For many years much of the population agreed, tacitly or, in some cases, quite noisily, that Cristina’s willingness to treat the public sector as her own private piggy bank was part of the natural order of things. As a result, corruption became even more widespread than it had been before. This was bound to happen. Without moral authority, those at the very top could not order their underlings to desist from pocketing whatever came their way, and these could only look the other way when their own subordinates did much the same. The upshot is that Argentine society is so riddled with corruption that reducing it to what may be regarded as a normal level – more of it than in Scandinavia, less than in Italy or Russia – will be extraordinarily difficult, but unless this is done economic recovery will never be more than a pipe dream.

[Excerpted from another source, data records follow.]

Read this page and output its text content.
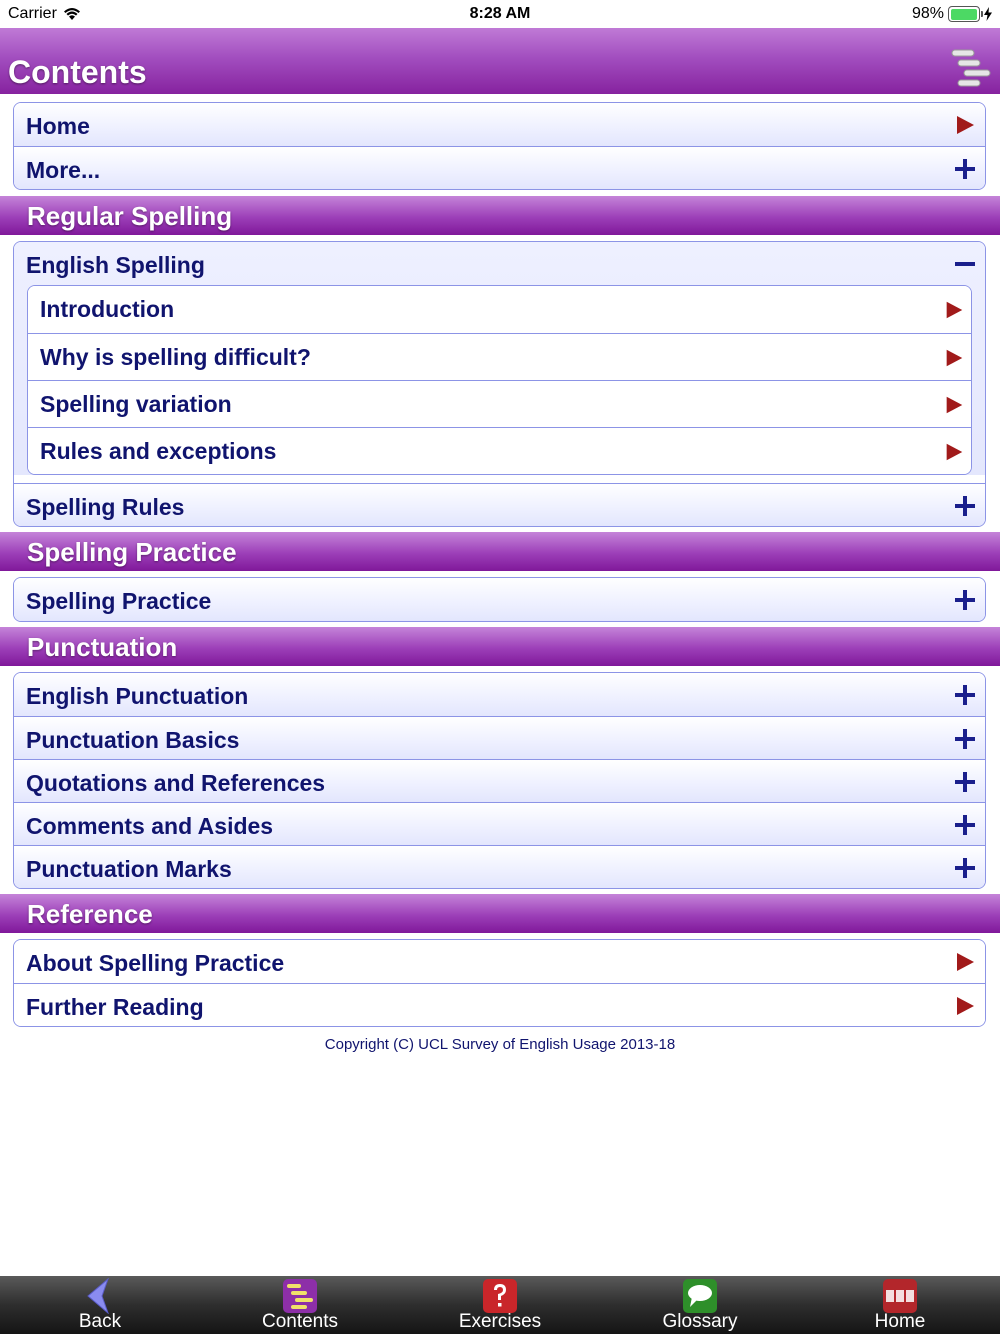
Carrier	8:28 AM	98%
Contents
Home
More...
Regular Spelling
English Spelling
Introduction
Why is spelling difficult?
Spelling variation
Rules and exceptions
Spelling Rules
Spelling Practice
Spelling Practice
Punctuation
English Punctuation
Punctuation Basics
Quotations and References
Comments and Asides
Punctuation Marks
Reference
About Spelling Practice
Further Reading
Copyright (C) UCL Survey of English Usage 2013-18
Back	Contents	Exercises	Glossary	Home
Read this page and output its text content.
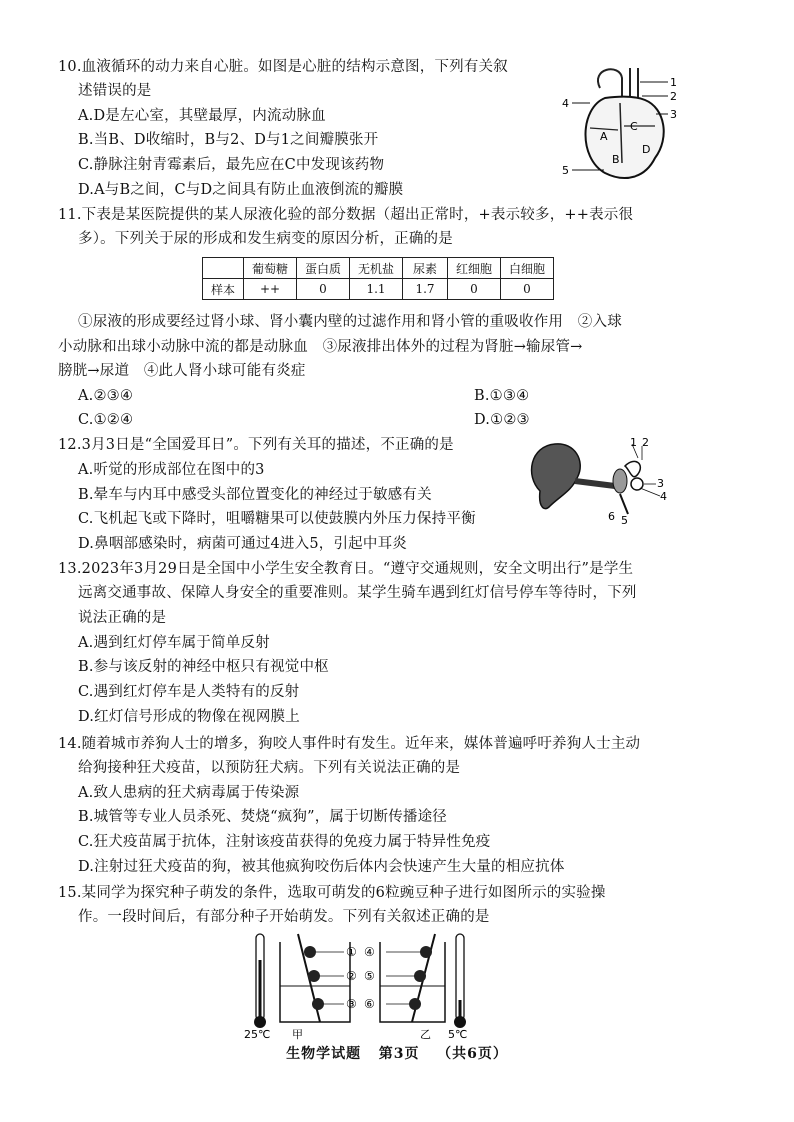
10.血液循环的动力来自心脏。如图是心脏的结构示意图，下列有关叙
述错误的是
A.D是左心室，其壁最厚，内流动脉血
B.当B、D收缩时，B与2、D与1之间瓣膜张开
C.静脉注射青霉素后，最先应在C中发现该药物
D.A与B之间，C与D之间具有防止血液倒流的瓣膜
1
2
3
4
5
A
B
C
D
11.下表是某医院提供的某人尿液化验的部分数据（超出正常时，+表示较多，++表示很
多）。下列关于尿的形成和发生病变的原因分析，正确的是
	葡萄糖	蛋白质	无机盐	尿素	红细胞	白细胞
样本	++	0	1.1	1.7	0	0
①尿液的形成要经过肾小球、肾小囊内壁的过滤作用和肾小管的重吸收作用　②入球
小动脉和出球小动脉中流的都是动脉血　③尿液排出体外的过程为肾脏→输尿管→
膀胱→尿道　④此人肾小球可能有炎症
A.②③④	B.①③④
C.①②④	D.①②③
12.3月3日是“全国爱耳日”。下列有关耳的描述，不正确的是
A.听觉的形成部位在图中的3
B.晕车与内耳中感受头部位置变化的神经过于敏感有关
C.飞机起飞或下降时，咀嚼糖果可以使鼓膜内外压力保持平衡
D.鼻咽部感染时，病菌可通过4进入5，引起中耳炎
1 2
3
4
5
6
13.2023年3月29日是全国中小学生安全教育日。“遵守交通规则，安全文明出行”是学生
远离交通事故、保障人身安全的重要准则。某学生骑车遇到红灯信号停车等待时，下列
说法正确的是
A.遇到红灯停车属于简单反射
B.参与该反射的神经中枢只有视觉中枢
C.遇到红灯停车是人类特有的反射
D.红灯信号形成的物像在视网膜上
14.随着城市养狗人士的增多，狗咬人事件时有发生。近年来，媒体普遍呼吁养狗人士主动
给狗接种狂犬疫苗，以预防狂犬病。下列有关说法正确的是
A.致人患病的狂犬病毒属于传染源
B.城管等专业人员杀死、焚烧“疯狗”，属于切断传播途径
C.狂犬疫苗属于抗体，注射该疫苗获得的免疫力属于特异性免疫
D.注射过狂犬疫苗的狗，被其他疯狗咬伤后体内会快速产生大量的相应抗体
15.某同学为探究种子萌发的条件，选取可萌发的6粒豌豆种子进行如图所示的实验操
作。一段时间后，有部分种子开始萌发。下列有关叙述正确的是
①
②
③
④
⑤
⑥
25℃ 甲	乙 5℃
生物学试题 第3页 （共6页）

When Cristina was in office, governments in the United States and other rich countries decided that corruption in poorer parts of the world was not merely an exotic way of doing business that deserved to be respected but a big problem which affected “governance,” so they should do their best to combat it. Naturally enough, the then-president took personally the clean-up campaign that quickly gathered steam and veered further leftwards in search of ideological support, finding what she wanted in places like Cuba, Venezuela and Nicaragua where it is officially assumed that Yankee capitalism is the root of all evil.
Though lately there have been signs that Cristina feels that flirting with such regimes was a strategic mistake and that, irksome though the sermons coming from Washington and the legal harassment accompanying them most certainly are, it would be better for Argentina to put up with it than let it influence internal policies, but the country’s economic plight is now so serious that changing course would not make much of a difference.